Penser l’Afrique contemporaine en référence aux pratiques des acteurs invite d'abord à définir cet espace continental dans ses multiples lieux, dans les territoires du pouvoir d'État et des nations, dans ses grandes divisions rurales et urbaines, industrielles et agricoles, modernes et anciennes, dans les formes variées du religieux et des croyances dont les dynamiques de séparation ou de cloisonnement ont sauté devant la complexité de la vie nationale ou continentale. Ces divisions et leur étanchéité architecturale n'existent plus sans doute que dans les manuels scientifiques (anthropologie, sociologie, historiographie, etc.) qui continuent à présenter une Afrique clivée, dualiste qui oppose ville et campagne, modernité et ville, religions importées et cultes authentiquement africains, modèles politiques locaux et règles démocratiques occidentales... Les réalités contemporaines résistent en effet partout à ce dualisme : le village s'empare de la ville et normalise ; les partis politiques portent la trace d'autres allégeances ; la stratification sociale d'origine coloniale et sa normalisation par l'instruction (l'école) est brouillée par les nouveaux riches (politiciens, commerçants, marabouts ou leaders religieux, etc.) ; les quartiers chics et les sites du pouvoir se déplacent hors des sphères urbaines anciennes et se voient envahis par les migrants urbains ; la littérature orale des griots et leur rhétorique s'insinuent dans l'écriture des romanciers et dans le théâtre ; et partout, dans tous les domaines, des cultures syncrétiques prolifèrent dans lesquelles on redéploie les valeurs et symboles collectifs.

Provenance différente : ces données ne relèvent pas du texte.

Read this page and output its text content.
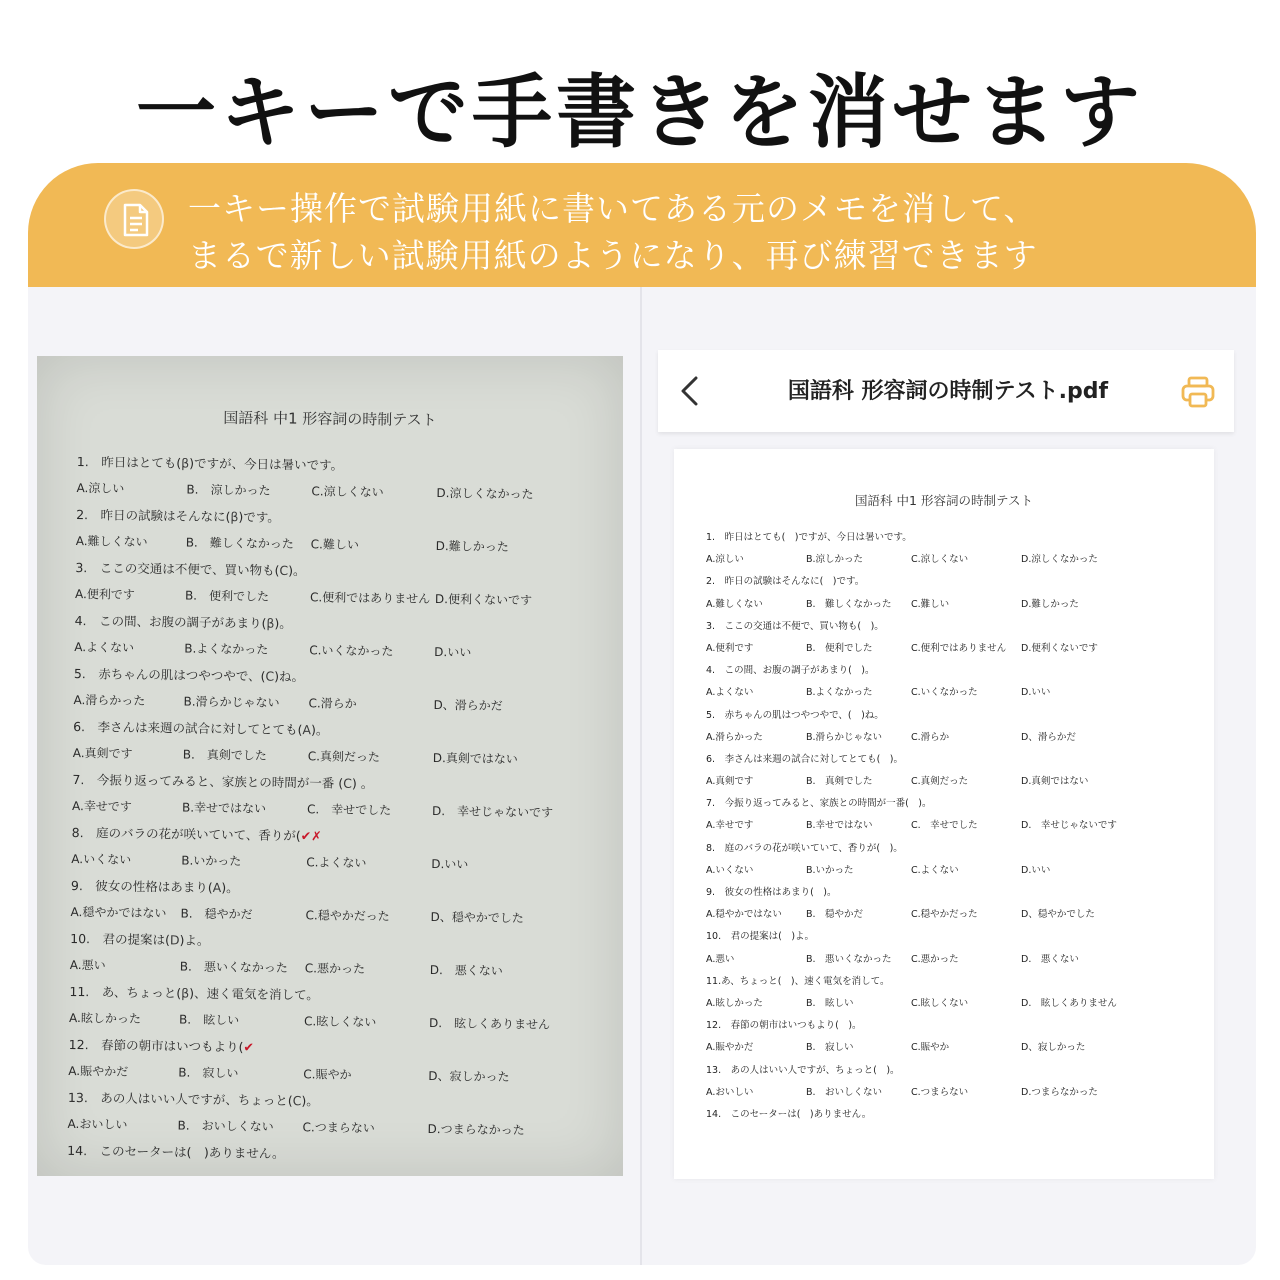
一キーで手書きを消せます
一キー操作で試験用紙に書いてある元のメモを消して、
まるで新しい試験用紙のようになり、再び練習できます
国語科 中1 形容詞の時制テスト
1.　昨日はとても(β)ですが、今日は暑いです。
A.涼しい	B.　涼しかった	C.涼しくない	D.涼しくなかった
2.　昨日の試験はそんなに(β)です。
A.難しくない	B.　難しくなかった C.難しい	D.難しかった
3.　ここの交通は不便で、買い物も(C)。
A.便利です	B.　便利でした	C.便利ではありません D.便利くないです
4.　この間、お腹の調子があまり(β)。
A.よくない	B.よくなかった	C.いくなかった	D.いい
5.　赤ちゃんの肌はつやつやで、(C)ね。
A.滑らかった	B.滑らかじゃない C.滑らか	D、滑らかだ
6.　李さんは来週の試合に対してとても(A)。
A.真剣です	B.　真剣でした	C.真剣だった	D.真剣ではない
7.　今振り返ってみると、家族との時間が一番 (C) 。
A.幸せです	B.幸せではない	C.　幸せでした	D.　幸せじゃないです
8.　庭のバラの花が咲いていて、香りが(✔✗
A.いくない	B.いかった	C.よくない	D.いい
9.　彼女の性格はあまり(A)。
A.穏やかではない B.　穏やかだ	C.穏やかだった	D、穏やかでした
10.　君の提案は(D)よ。
A.悪い	B.　悪いくなかった C.悪かった	D.　悪くない
11.　あ、ちょっと(β)、速く電気を消して。
A.眩しかった	B.　眩しい	C.眩しくない	D.　眩しくありません
12.　春節の朝市はいつもより(✔
A.賑やかだ	B.　寂しい	C.賑やか	D、寂しかった
13.　あの人はいい人ですが、ちょっと(C)。
A.おいしい	B.　おいしくない C.つまらない	D.つまらなかった
14.　このセーターは(　)ありません。
国語科 形容詞の時制テスト.pdf
国語科 中1 形容詞の時制テスト
1.　昨日はとても(　)ですが、今日は暑いです。
A.涼しい	B.涼しかった	C.涼しくない	D.涼しくなかった
2.　昨日の試験はそんなに(　)です。
A.難しくない	B.　難しくなかった C.難しい	D.難しかった
3.　ここの交通は不便で、買い物も(　)。
A.便利です	B.　便利でした	C.便利ではありません D.便利くないです
4.　この間、お腹の調子があまり(　)。
A.よくない	B.よくなかった	C.いくなかった	D.いい
5.　赤ちゃんの肌はつやつやで、(　)ね。
A.滑らかった	B.滑らかじゃない	C.滑らか	D、滑らかだ
6.　李さんは来週の試合に対してとても(　)。
A.真剣です	B.　真剣でした	C.真剣だった	D.真剣ではない
7.　今振り返ってみると、家族との時間が一番(　)。
A.幸せです	B.幸せではない	C.　幸せでした	D.　幸せじゃないです
8.　庭のバラの花が咲いていて、香りが(　)。
A.いくない	B.いかった	C.よくない	D.いい
9.　彼女の性格はあまり(　)。
A.穏やかではない	B.　穏やかだ	C.穏やかだった	D、穏やかでした
10.　君の提案は(　)よ。
A.悪い	B.　悪いくなかった C.悪かった	D.　悪くない
11.あ、ちょっと(　)、速く電気を消して。
A.眩しかった	B.　眩しい	C.眩しくない	D.　眩しくありません
12.　春節の朝市はいつもより(　)。
A.賑やかだ	B.　寂しい	C.賑やか	D、寂しかった
13.　あの人はいい人ですが、ちょっと(　)。
A.おいしい	B.　おいしくない	C.つまらない	D.つまらなかった
14.　このセーターは(　)ありません。
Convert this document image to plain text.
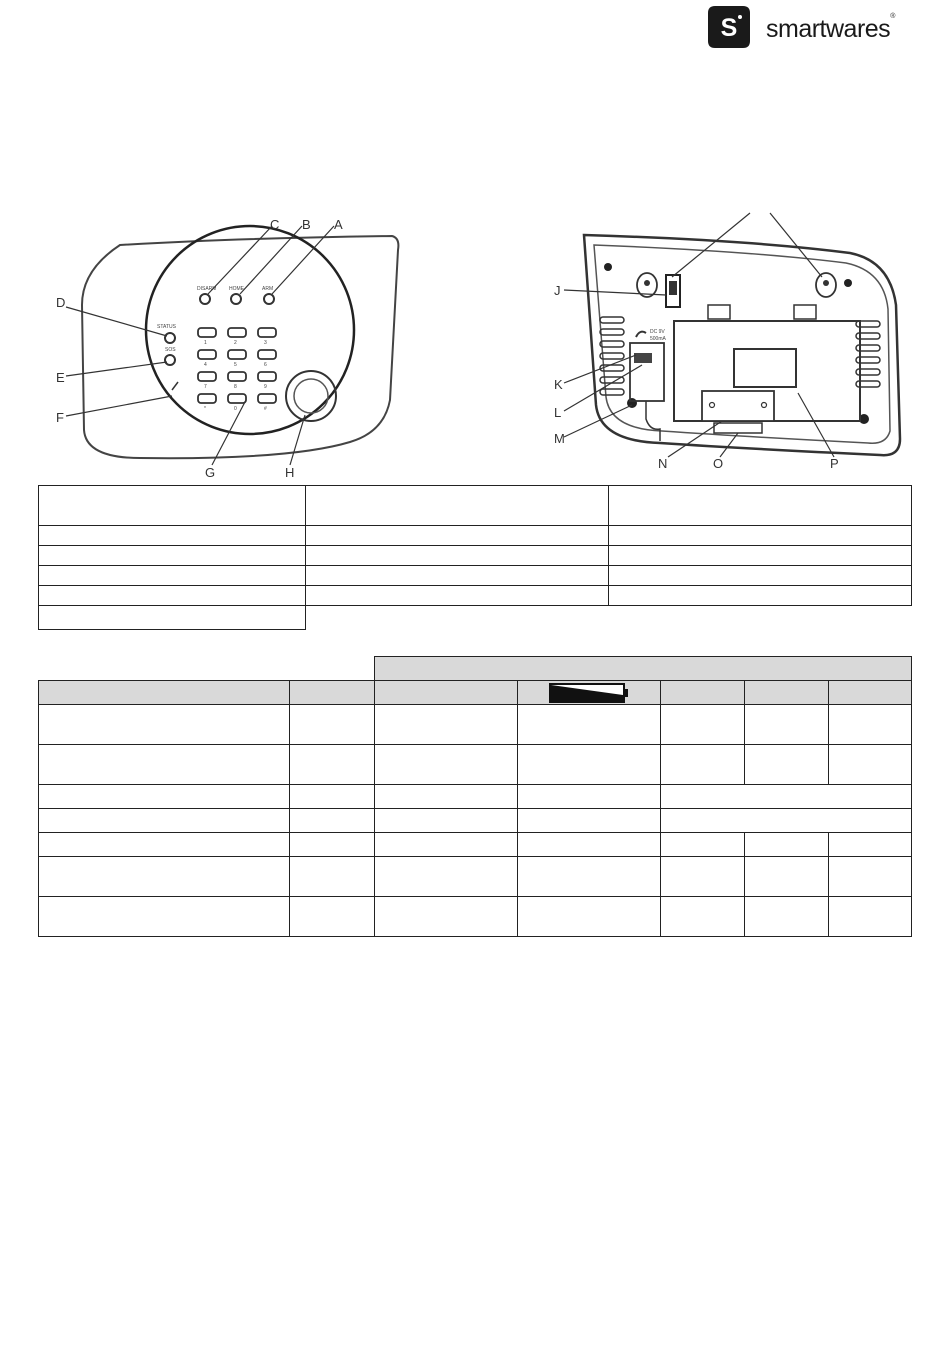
S smartwares®
DISARM	HOME	ARM
STATUS
SOS
1	2	3
4	5	6
7	8	9
*	0	#
A
B
C
D
E
F
G	H
DC 9V
500mA
J
K
L
M
N	O	P
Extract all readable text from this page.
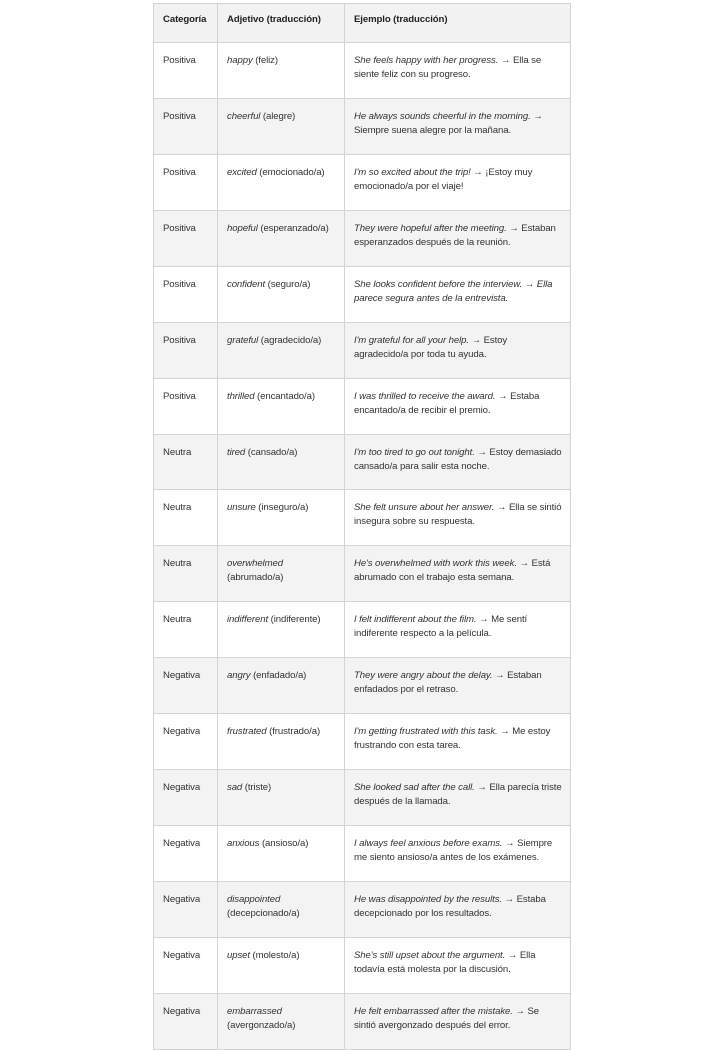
Categoría	Adjetivo (traducción)	Ejemplo (traducción)
Positiva	happy (feliz)	She feels happy with her progress. → Ella se siente feliz con su progreso.
Positiva	cheerful (alegre)	He always sounds cheerful in the morning. → Siempre suena alegre por la mañana.
Positiva	excited (emocionado/a)	I'm so excited about the trip! → ¡Estoy muy emocionado/a por el viaje!
Positiva	hopeful (esperanzado/a)	They were hopeful after the meeting. → Estaban esperanzados después de la reunión.
Positiva	confident (seguro/a)	She looks confident before the interview. → Ella parece segura antes de la entrevista.
Positiva	grateful (agradecido/a)	I'm grateful for all your help. → Estoy agradecido/a por toda tu ayuda.
Positiva	thrilled (encantado/a)	I was thrilled to receive the award. → Estaba encantado/a de recibir el premio.
Neutra	tired (cansado/a)	I'm too tired to go out tonight. → Estoy demasiado cansado/a para salir esta noche.
Neutra	unsure (inseguro/a)	She felt unsure about her answer. → Ella se sintió insegura sobre su respuesta.
Neutra	overwhelmed (abrumado/a)	He's overwhelmed with work this week. → Está abrumado con el trabajo esta semana.
Neutra	indifferent (indiferente)	I felt indifferent about the film. → Me sentí indiferente respecto a la película.
Negativa	angry (enfadado/a)	They were angry about the delay. → Estaban enfadados por el retraso.
Negativa	frustrated (frustrado/a)	I'm getting frustrated with this task. → Me estoy frustrando con esta tarea.
Negativa	sad (triste)	She looked sad after the call. → Ella parecía triste después de la llamada.
Negativa	anxious (ansioso/a)	I always feel anxious before exams. → Siempre me siento ansioso/a antes de los exámenes.
Negativa	disappointed (decepcionado/a)	He was disappointed by the results. → Estaba decepcionado por los resultados.
Negativa	upset (molesto/a)	She's still upset about the argument. → Ella todavía está molesta por la discusión.
Negativa	embarrassed (avergonzado/a)	He felt embarrassed after the mistake. → Se sintió avergonzado después del error.
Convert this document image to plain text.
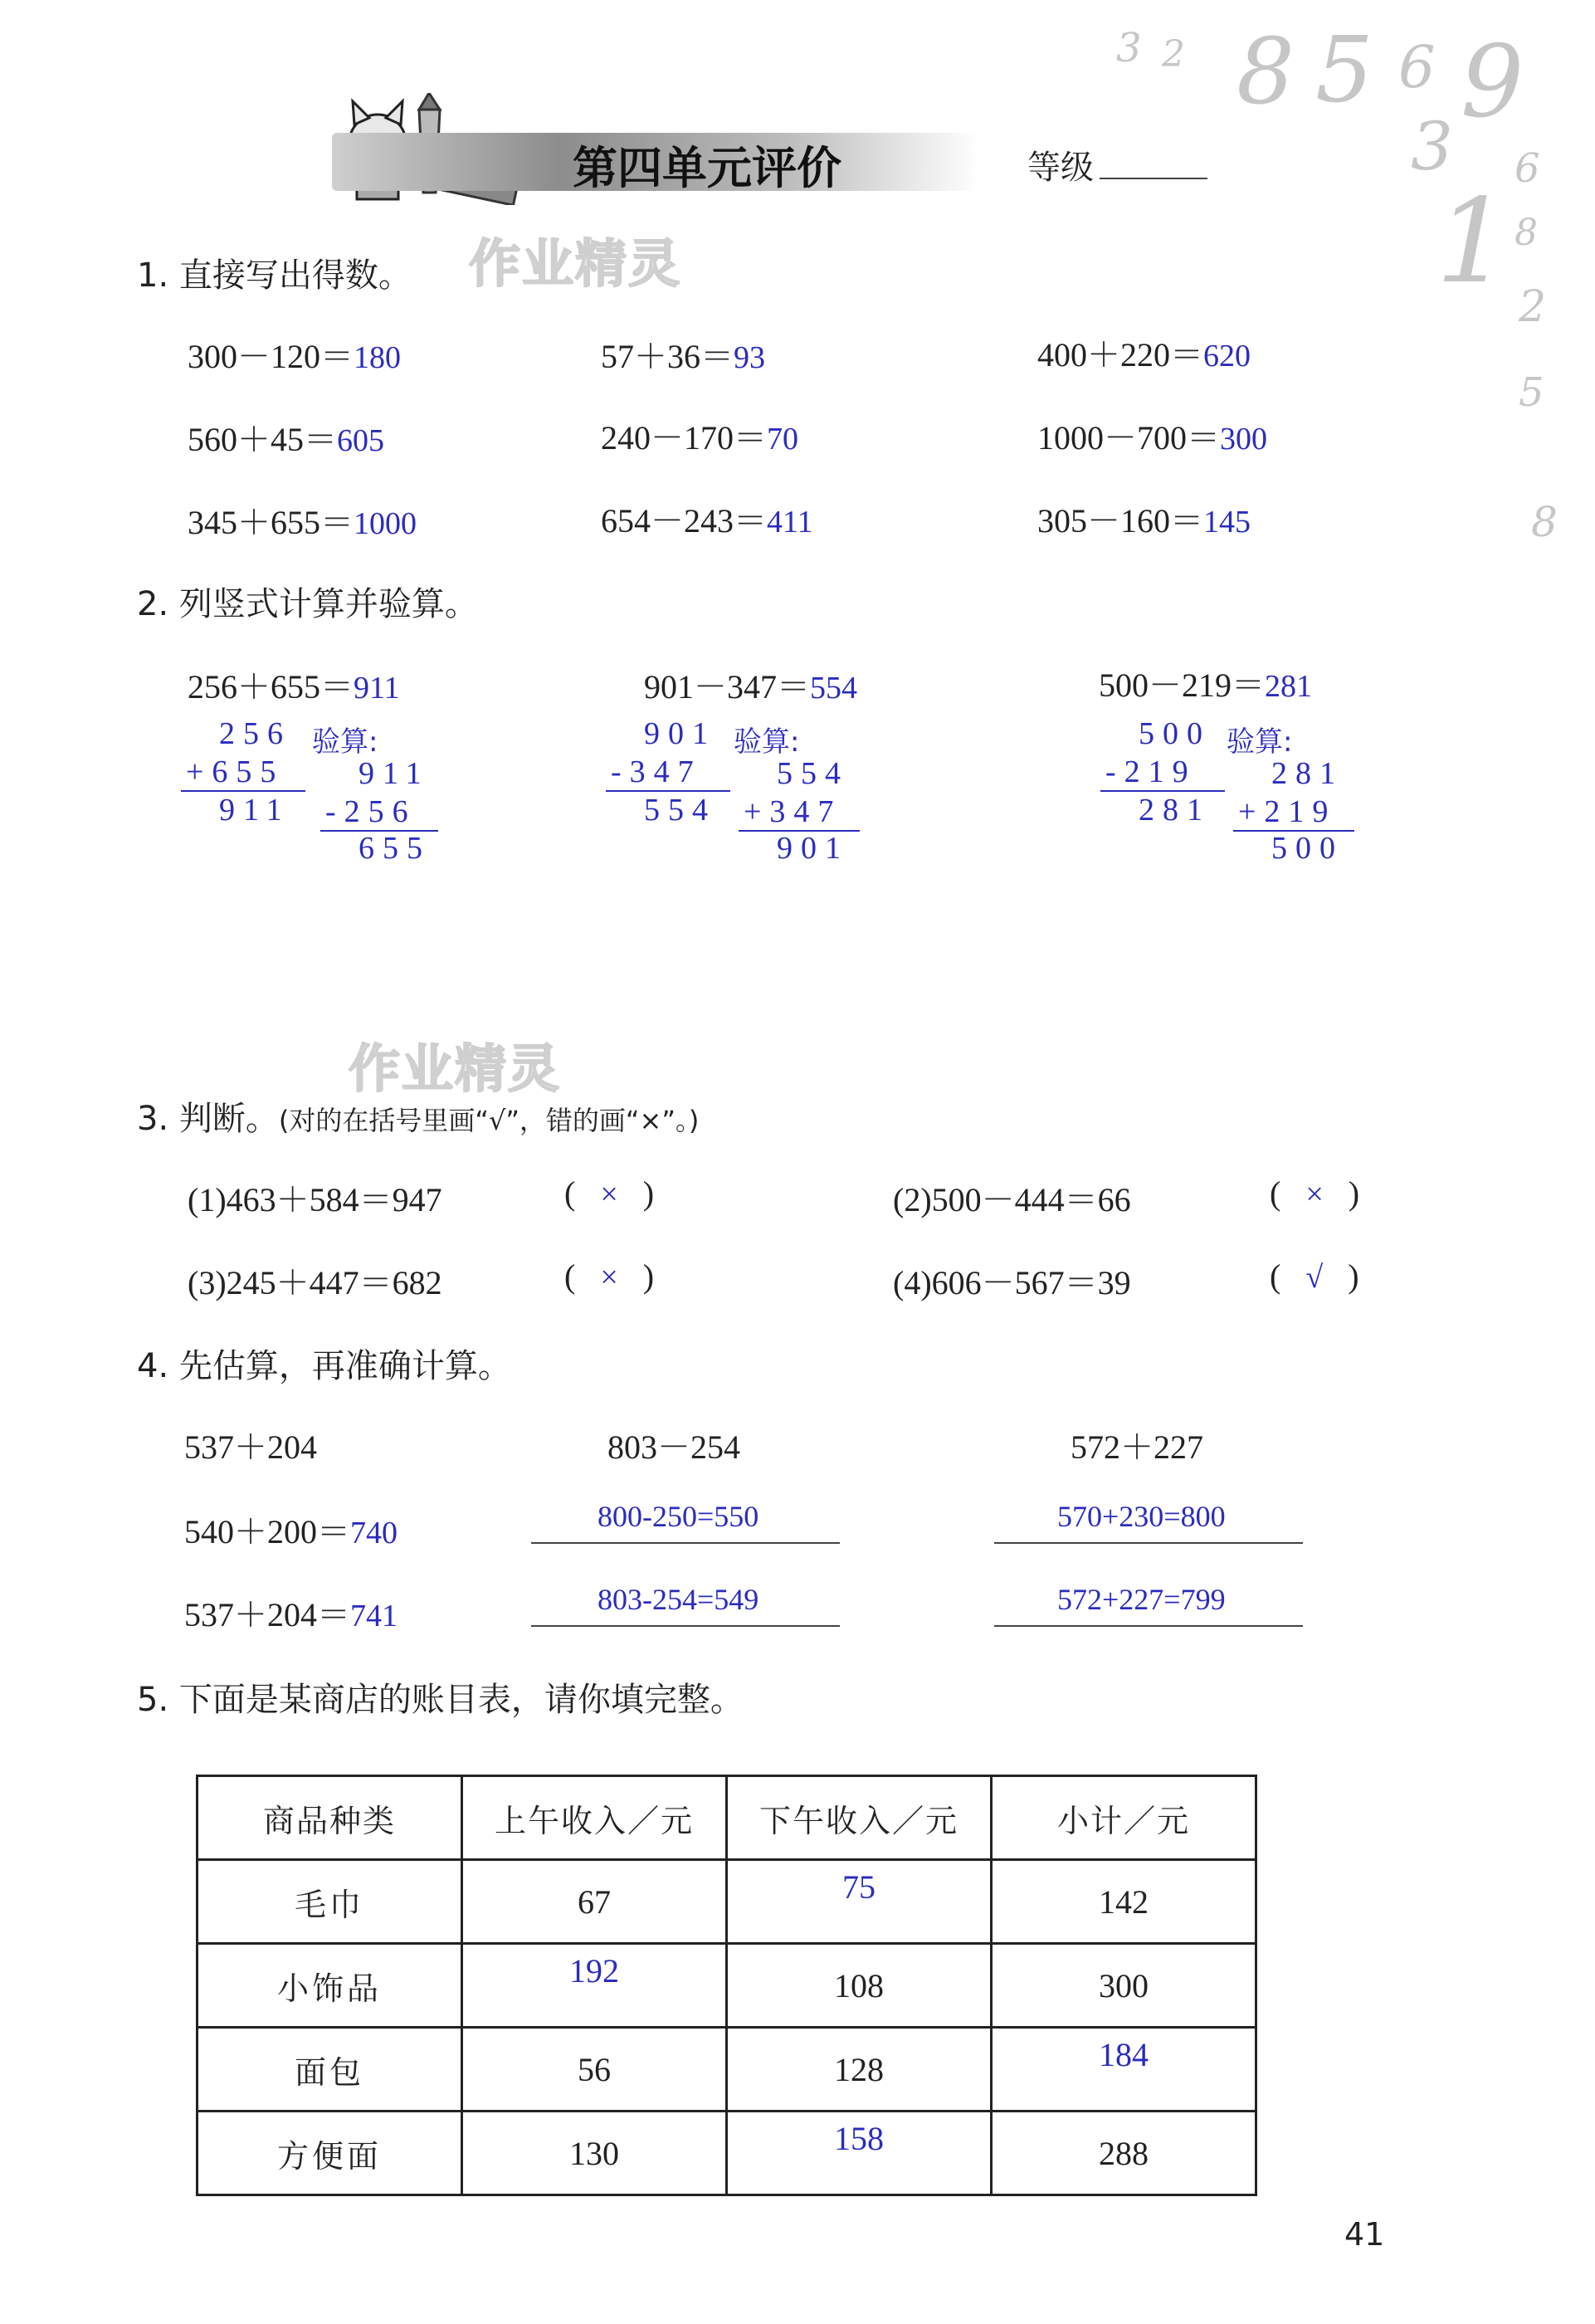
第四单元评价	等级
3 2 8 5 6 9
3 6
1 8
2
5
8
作业精灵
作业精灵
1. 直接写出得数。
300－120＝180	57＋36＝93	400＋220＝620
560＋45＝605	240－170＝70	1000－700＝300
345＋655＝1000	654－243＝411	305－160＝145
2. 列竖式计算并验算。
256＋655＝911
256
+655
911
验算:
911
-256
655
901－347＝554
901
-347
554
验算:
554
+347
901
500－219＝281
500
-219
281
验算:
281
+219
500
3. 判断。(对的在括号里画“√”，错的画“×”。)
(1)463＋584＝947	(   ×   )	(2)500－444＝66	(   ×   )
(3)245＋447＝682	(   ×   )	(4)606－567＝39	(   √   )
4. 先估算，再准确计算。
537＋204	803－254	572＋227
540＋200＝740
537＋204＝741
800-250=550
803-254=549
570+230=800
572+227=799
5. 下面是某商店的账目表，请你填完整。
商品种类	上午收入／元	下午收入／元	小计／元
毛巾	67	75	142
小饰品	192	108	300
面包	56	128	184

方便面	130	158	288
41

Dans les sociétés africaines où le manque est devenu le lot des majorités, la mise en place de nouvelles structures sociales et de réalités riches de symboliques renouvelées - qui sont souvent opaques à la pensée africaniste et rébarbatives aux approches méthodologiques - contribue à la démolition de certains modèles hérités des nations colonisatrices, au déverrouillage des blocages psychologiques et à l'expérimentation de nouveaux mécanismes sociaux et politiques. Les comportements (post)coloniaux mimétiques qui étaient salués, jusqu'à hier encore, comme le progrès sur la voie de la Civilisation sont aujourd'hui rejetés par le (post)colonisateur, déconstruits par la majorité (post)colonisée et remodelés à travers des dynamiques nouvelles. Non seulement ces espaces et lieux du savoir étanches auxquels s'adossaient et qu'érigeaient naguère les sciences sociales ont démontré les limites des paradigmes dominants, sans pour autant les éventrer (négligeant ou ignorant leur existence), mais qui plus est, ces pratiques indociles de la modernité nubienne ont développé des structures de prise en charge, inventé de nouvelles manières d'agir et imprimé aux réalités des orientations inattendues et vigoureuses. Ce faisant, elles ont autant montré les limites et la vanité des paradigmes en cours qu'imposé la nécessité d'une reconfiguration de leurs concepts.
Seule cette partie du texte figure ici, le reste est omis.